Seriously, roads are great for spreading luxuries/health resources and for troop movements, but in the early game I find I don't have the luxury or need to have them building roads.

I find in general:
at lower levels my cities don't need lux/heath resources right away so my worker are busy doing something else (such as spamming cottages)
at higher levels (emporer) my workers are too busy chopping (often other workers) just to keep up that I rarely have time to build roads -- so as high levels i try to use rivers and ocenas to connect as many cities as i can

JerichoHill
Mar 01, 2006, 05:52 PM
to the op, if yorue stuck in a war strat youneed to learn other strategies

ownedbyakorat
Mar 01, 2006, 06:34 PM
I tend to build roads on the squares diagonally adjacent to the capital as soon as there is nothing more obviously productive to do with the worker, for mobility purposes - it doubles the "reach" of any unit in the capital. (There's no advantage in moving horizontally or vertically vs. moving diagonally absent other factors such as enemies or impassible terrain.)

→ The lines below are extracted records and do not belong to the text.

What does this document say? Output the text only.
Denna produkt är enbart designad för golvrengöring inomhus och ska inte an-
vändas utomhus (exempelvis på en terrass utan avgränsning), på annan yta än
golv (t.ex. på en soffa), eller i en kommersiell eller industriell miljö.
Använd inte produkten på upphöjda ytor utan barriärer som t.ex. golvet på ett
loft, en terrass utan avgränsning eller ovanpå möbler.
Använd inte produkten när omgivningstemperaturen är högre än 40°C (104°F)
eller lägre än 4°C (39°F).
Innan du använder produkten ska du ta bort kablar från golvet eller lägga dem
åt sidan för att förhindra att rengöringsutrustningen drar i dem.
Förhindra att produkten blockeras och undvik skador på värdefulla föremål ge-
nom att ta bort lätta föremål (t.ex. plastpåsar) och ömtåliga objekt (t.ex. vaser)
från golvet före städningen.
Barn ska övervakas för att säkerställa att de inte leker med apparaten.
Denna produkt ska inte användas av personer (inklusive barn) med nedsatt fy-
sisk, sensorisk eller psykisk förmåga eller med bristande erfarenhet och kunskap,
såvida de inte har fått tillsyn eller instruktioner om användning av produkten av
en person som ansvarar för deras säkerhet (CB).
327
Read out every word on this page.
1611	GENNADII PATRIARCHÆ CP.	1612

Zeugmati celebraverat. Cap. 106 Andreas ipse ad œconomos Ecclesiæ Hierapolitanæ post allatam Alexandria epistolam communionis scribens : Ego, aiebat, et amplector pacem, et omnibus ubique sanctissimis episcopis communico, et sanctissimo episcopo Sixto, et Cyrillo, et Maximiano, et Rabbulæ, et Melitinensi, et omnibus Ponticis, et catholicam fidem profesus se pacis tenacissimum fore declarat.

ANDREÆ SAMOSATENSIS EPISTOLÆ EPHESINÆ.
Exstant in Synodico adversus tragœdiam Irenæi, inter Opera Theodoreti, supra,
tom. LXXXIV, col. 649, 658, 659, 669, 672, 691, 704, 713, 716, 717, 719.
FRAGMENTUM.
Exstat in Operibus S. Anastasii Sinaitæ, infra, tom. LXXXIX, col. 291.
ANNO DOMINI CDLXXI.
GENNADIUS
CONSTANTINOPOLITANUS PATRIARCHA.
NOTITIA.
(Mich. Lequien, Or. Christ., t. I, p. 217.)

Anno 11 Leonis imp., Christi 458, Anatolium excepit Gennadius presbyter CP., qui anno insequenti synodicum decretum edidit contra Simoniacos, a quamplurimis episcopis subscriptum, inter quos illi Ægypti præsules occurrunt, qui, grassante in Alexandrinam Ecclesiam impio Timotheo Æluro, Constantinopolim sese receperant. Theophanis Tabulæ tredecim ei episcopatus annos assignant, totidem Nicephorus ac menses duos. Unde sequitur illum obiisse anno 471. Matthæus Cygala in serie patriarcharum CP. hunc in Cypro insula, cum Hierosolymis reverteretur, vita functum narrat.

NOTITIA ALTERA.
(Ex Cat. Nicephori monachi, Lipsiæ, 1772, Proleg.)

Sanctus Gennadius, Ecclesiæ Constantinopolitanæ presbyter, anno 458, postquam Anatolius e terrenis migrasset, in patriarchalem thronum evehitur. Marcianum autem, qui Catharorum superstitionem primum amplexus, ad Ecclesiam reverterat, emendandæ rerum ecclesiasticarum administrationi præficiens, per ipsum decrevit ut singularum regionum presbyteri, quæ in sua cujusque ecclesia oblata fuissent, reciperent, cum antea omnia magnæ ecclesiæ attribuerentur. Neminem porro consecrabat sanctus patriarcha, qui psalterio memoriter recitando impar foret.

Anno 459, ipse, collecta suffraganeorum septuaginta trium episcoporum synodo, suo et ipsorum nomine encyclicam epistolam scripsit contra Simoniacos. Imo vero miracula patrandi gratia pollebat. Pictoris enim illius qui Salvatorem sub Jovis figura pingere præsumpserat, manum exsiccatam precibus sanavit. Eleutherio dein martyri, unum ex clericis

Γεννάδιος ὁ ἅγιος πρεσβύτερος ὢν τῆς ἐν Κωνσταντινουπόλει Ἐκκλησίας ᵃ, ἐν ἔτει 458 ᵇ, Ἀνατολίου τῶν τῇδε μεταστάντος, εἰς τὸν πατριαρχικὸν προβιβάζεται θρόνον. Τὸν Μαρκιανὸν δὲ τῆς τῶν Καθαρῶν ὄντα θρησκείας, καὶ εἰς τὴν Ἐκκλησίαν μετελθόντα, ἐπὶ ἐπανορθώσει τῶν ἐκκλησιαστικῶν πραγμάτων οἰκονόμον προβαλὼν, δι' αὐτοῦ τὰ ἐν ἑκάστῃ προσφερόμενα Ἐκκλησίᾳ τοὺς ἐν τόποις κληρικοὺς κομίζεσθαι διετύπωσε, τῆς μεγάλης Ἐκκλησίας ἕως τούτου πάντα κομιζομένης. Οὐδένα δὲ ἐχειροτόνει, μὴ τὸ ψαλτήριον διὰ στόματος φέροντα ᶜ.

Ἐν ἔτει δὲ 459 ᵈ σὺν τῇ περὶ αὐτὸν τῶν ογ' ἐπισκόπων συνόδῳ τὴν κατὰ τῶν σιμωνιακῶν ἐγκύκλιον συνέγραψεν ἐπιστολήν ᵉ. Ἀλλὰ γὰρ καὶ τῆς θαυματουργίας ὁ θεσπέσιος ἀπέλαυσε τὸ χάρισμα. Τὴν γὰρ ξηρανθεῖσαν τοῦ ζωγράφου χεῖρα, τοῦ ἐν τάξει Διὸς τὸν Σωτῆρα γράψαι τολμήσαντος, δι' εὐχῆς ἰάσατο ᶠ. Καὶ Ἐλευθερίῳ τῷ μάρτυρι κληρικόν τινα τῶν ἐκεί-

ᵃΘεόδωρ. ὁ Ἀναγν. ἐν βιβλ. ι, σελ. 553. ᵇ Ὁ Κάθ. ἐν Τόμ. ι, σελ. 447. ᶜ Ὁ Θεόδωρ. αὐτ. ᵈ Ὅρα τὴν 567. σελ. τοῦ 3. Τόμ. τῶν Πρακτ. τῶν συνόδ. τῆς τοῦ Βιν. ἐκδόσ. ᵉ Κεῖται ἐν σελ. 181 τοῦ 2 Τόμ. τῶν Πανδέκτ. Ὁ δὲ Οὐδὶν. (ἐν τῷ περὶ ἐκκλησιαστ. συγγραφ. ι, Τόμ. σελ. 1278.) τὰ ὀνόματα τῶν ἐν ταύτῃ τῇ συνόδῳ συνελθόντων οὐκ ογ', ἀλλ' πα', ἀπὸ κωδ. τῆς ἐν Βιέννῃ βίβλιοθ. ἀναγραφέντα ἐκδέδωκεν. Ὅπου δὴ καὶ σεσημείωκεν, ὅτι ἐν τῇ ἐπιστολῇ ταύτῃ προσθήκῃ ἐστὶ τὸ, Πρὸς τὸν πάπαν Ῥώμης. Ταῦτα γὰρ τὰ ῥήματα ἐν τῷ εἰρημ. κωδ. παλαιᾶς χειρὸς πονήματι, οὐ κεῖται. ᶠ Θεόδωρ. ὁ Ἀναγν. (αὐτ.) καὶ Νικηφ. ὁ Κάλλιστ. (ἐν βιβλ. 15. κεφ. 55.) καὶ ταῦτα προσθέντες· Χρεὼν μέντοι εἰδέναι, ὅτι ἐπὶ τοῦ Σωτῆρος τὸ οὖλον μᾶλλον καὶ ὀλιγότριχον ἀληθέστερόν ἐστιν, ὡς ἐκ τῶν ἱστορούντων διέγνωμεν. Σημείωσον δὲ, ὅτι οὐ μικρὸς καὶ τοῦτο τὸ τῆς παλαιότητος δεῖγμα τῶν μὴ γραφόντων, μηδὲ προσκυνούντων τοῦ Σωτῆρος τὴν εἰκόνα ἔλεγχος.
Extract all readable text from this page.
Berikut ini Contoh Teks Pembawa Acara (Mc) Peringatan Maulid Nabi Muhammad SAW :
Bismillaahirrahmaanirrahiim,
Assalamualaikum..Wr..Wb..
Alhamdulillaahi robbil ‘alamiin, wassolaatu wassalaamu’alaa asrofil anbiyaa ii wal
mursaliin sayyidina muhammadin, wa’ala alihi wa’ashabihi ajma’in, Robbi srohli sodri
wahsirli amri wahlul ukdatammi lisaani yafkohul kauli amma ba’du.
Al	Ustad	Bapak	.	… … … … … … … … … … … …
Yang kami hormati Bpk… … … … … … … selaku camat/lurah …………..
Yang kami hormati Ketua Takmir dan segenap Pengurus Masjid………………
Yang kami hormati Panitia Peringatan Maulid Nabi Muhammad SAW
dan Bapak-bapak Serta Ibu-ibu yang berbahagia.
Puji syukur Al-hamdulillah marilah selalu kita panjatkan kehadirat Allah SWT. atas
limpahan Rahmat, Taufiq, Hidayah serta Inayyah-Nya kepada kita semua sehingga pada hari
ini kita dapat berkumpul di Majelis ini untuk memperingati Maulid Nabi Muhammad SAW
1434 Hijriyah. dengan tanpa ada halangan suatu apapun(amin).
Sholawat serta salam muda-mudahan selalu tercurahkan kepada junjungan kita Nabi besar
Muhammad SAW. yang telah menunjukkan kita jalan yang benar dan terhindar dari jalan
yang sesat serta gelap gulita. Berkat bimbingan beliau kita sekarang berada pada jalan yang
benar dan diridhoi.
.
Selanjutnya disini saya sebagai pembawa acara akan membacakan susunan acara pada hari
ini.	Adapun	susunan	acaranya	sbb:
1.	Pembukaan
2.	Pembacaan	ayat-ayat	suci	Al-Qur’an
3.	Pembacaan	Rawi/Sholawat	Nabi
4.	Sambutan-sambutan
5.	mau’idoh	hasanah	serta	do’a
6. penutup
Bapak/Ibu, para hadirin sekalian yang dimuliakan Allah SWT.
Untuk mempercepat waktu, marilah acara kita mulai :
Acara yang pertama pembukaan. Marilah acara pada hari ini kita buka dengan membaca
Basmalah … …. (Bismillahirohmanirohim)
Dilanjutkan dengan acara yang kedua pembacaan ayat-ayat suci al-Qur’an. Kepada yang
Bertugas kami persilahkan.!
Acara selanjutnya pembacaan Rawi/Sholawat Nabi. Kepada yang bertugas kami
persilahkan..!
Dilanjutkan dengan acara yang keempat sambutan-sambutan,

Also as soon as a new city is established, a connecting road is a priority for both economic and military purposes. Often I will build roads in anticipation of founding a city as described by another poster above, as well.

S.ilver
Mar 01, 2006, 07:13 PM
obviously, too, we don't need roads everywhere b/c they no longer give any benefit, but i still do that? Odd.

I dunno. I find the added mobility very helpful, especially when you're moving something other than workers, which now have 2 movement. My rationale is if I can help a unit get somewhere faster, I might as well do so. Besides, it seems that workers can still improve terrain faster than cities can grow, so it's unlikely you'll get behind in improvements if you road the place up.